Changes in network regulation, ownership, and technological distribution had important repercussions for programming. For nearly 20 years the big three network newscasts provided a similar rundown of the day’s most important events. But when audiences began to fragment in the late 1970s networks laid off reporters and started to produce more dramatic stories with emotional human interest angles. CNN’s coverage of the 1991 Gulf War scooped the big three and solidified its reputation as a serious news provider. Five years later, Fox News and MSNBC (co-owned by Microsoft and NBC) would start their own 24-hour cable news channels. Competition on melodramatic stories, such as the so-called “Monicagate” sex scandal involving intern Monica Lewinsky and US President Bill Clinton, institutionalized a form of live “rolling news.” It was coupled with high-octane talk shows in which a spectacular news story could be repurposed among the networks’ programs 24/7.
The pressures of neo-liberal globalization during the 1980s and 1990s together with the global expansion of transnational communication companies, such as the News Corporation’s Star News satellite network, contributed to the extension of these melodramatic forms of news storytelling throughout Latin America, Europe, and Asia. In India, Star partnered with the Zee network while the Indian Broadcasting Network (IBN) collaborated with CNN, creating a hybrid mixture of genres and Hindi language programming.

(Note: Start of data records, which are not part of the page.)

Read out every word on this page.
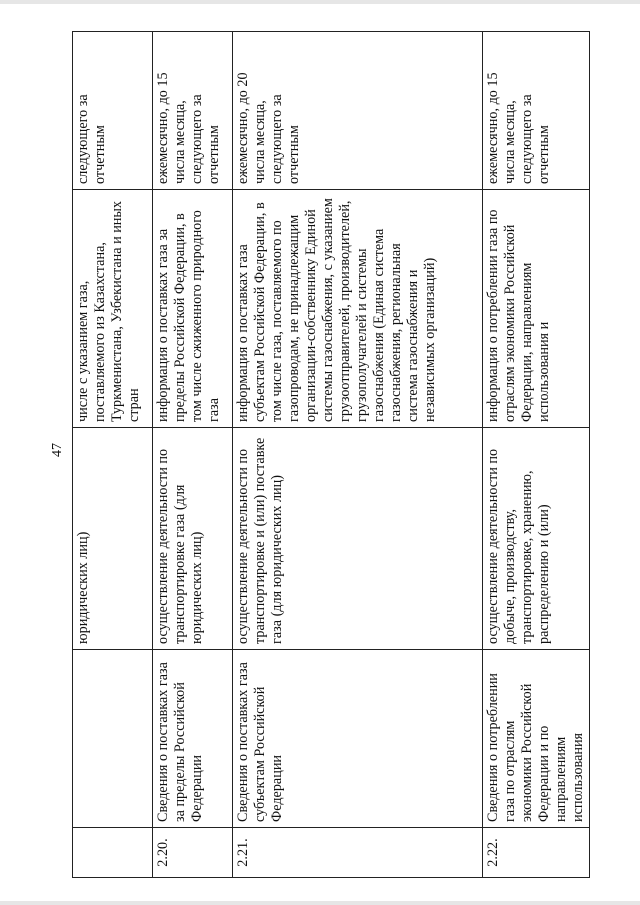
47
		юридических лиц)	числе с указанием газа, поставляемого из Казахстана, Туркменистана, Узбекистана и иных стран	следующего за отчетным
2.20.	Сведения о поставках газа за пределы Российской Федерации	осуществление деятельности по транспортировке газа (для юридических лиц)	информация о поставках газа за пределы Российской Федерации, в том числе сжиженного природного газа	ежемесячно, до 15 числа месяца, следующего за отчетным
2.21.	Сведения о поставках газа субъектам Российской Федерации	осуществление деятельности по транспортировке и (или) поставке газа (для юридических лиц)	информация о поставках газа субъектам Российской Федерации, в том числе газа, поставляемого по газопроводам, не принадлежащим организации-собственнику Единой системы газоснабжения, с указанием грузоотправителей, производителей, грузополучателей и системы газоснабжения (Единая система газоснабжения, региональная система газоснабжения и независимых организаций)	ежемесячно, до 20 числа месяца, следующего за отчетным
2.22.	Сведения о потреблении газа по отраслям экономики Российской Федерации и по направлениям использования	осуществление деятельности по добыче, производству, транспортировке, хранению, распределению и (или)	информация о потреблении газа по отраслям экономики Российской Федерации, направлениям использования и	ежемесячно, до 15 числа месяца, следующего за отчетным
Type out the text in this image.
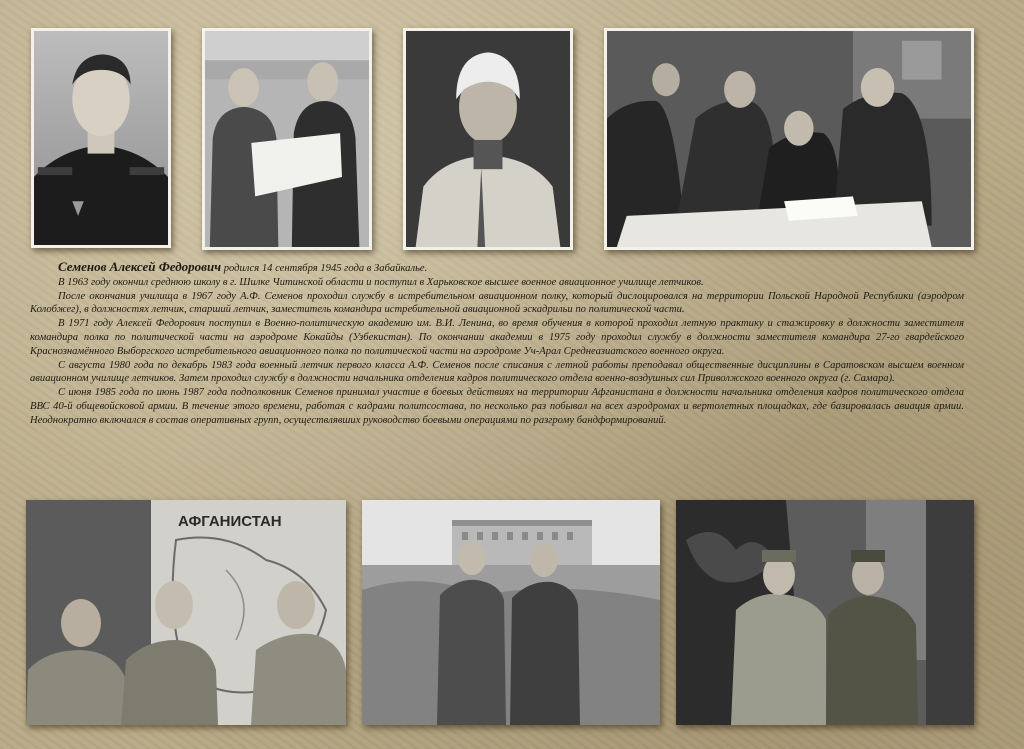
Семенов Алексей Федорович родился 14 сентября 1945 года в Забайкалье.

В 1963 году окончил среднюю школу в г. Шилке Читинской области и поступил в Харьковское высшее военное авиационное училище летчиков.

После окончания училища в 1967 году А.Ф. Семенов проходил службу в истребительном авиационном полку, который дислоцировался на территории Польской Народной Республики (аэродром Колобжег), в должностях летчик, старший летчик, заместитель командира истребительной авиационной эскадрильи по политической части.

В 1971 году Алексей Федорович поступил в Военно-политическую академию им. В.И. Ленина, во время обучения в которой проходил летную практику и стажировку в должности заместителя командира полка по политической части на аэродроме Кокайды (Узбекистан). По окончании академии в 1975 году проходил службу в должности заместителя командира 27-го гвардейского Краснознамённого Выборгского истребительного авиационного полка по политической части на аэродроме Уч-Арал Среднеазиатского военного округа.

С августа 1980 года по декабрь 1983 года военный летчик первого класса А.Ф. Семенов после списания с летной работы преподавал общественные дисциплины в Саратовском высшем военном авиационном училище летчиков. Затем проходил службу в должности начальника отделения кадров политического отдела военно-воздушных сил Приволжского военного округа (г. Самара).

С июня 1985 года по июнь 1987 года подполковник Семенов принимал участие в боевых действиях на территории Афганистана в должности начальника отделения кадров политического отдела ВВС 40-й общевойсковой армии. В течение этого времени, работая с кадрами политсостава, по несколько раз побывал на всех аэродромах и вертолетных площадках, где базировалась авиация армии. Неоднократно включался в состав оперативных групп, осуществлявших руководство боевыми операциями по разгрому бандформирований.

АФГАНИСТАН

Rising production costs were also giving networks trouble. In wrestling with the problem, networks increased the number of ads run during prime time. They also amortized the fixed first-run costs of news programming through newsmagazines such as NBC’s Dateline and ABC’s Primetime Live. Another successful strategy was the introduction of the reality TV genre, epitomized by such programs as Survivor. The originally British TV format was a surprise summer hit for CBS in 2000. Its importance was similar to early sports programming – reality TV did not require expensive writers and actors.
All four major US networks quickly adopted the genre, marking a shift in their business model. Antitrust rules that limited the number of hours of network-produced programming were eliminated in 1995. Networks could now produce their own shows in-house. They were still in the business of selling the attention of affluent audiences to advertisers, but now program content would be integrated into multimedia merchandise tie-ins. Synergistic cross-promotion strategies between network programs and Internet websites expanded. The direct advertiser sponsorship and product placements that were the norm in such 1950s hits as I Love Lucy reappeared in the Apprentice and Survivor.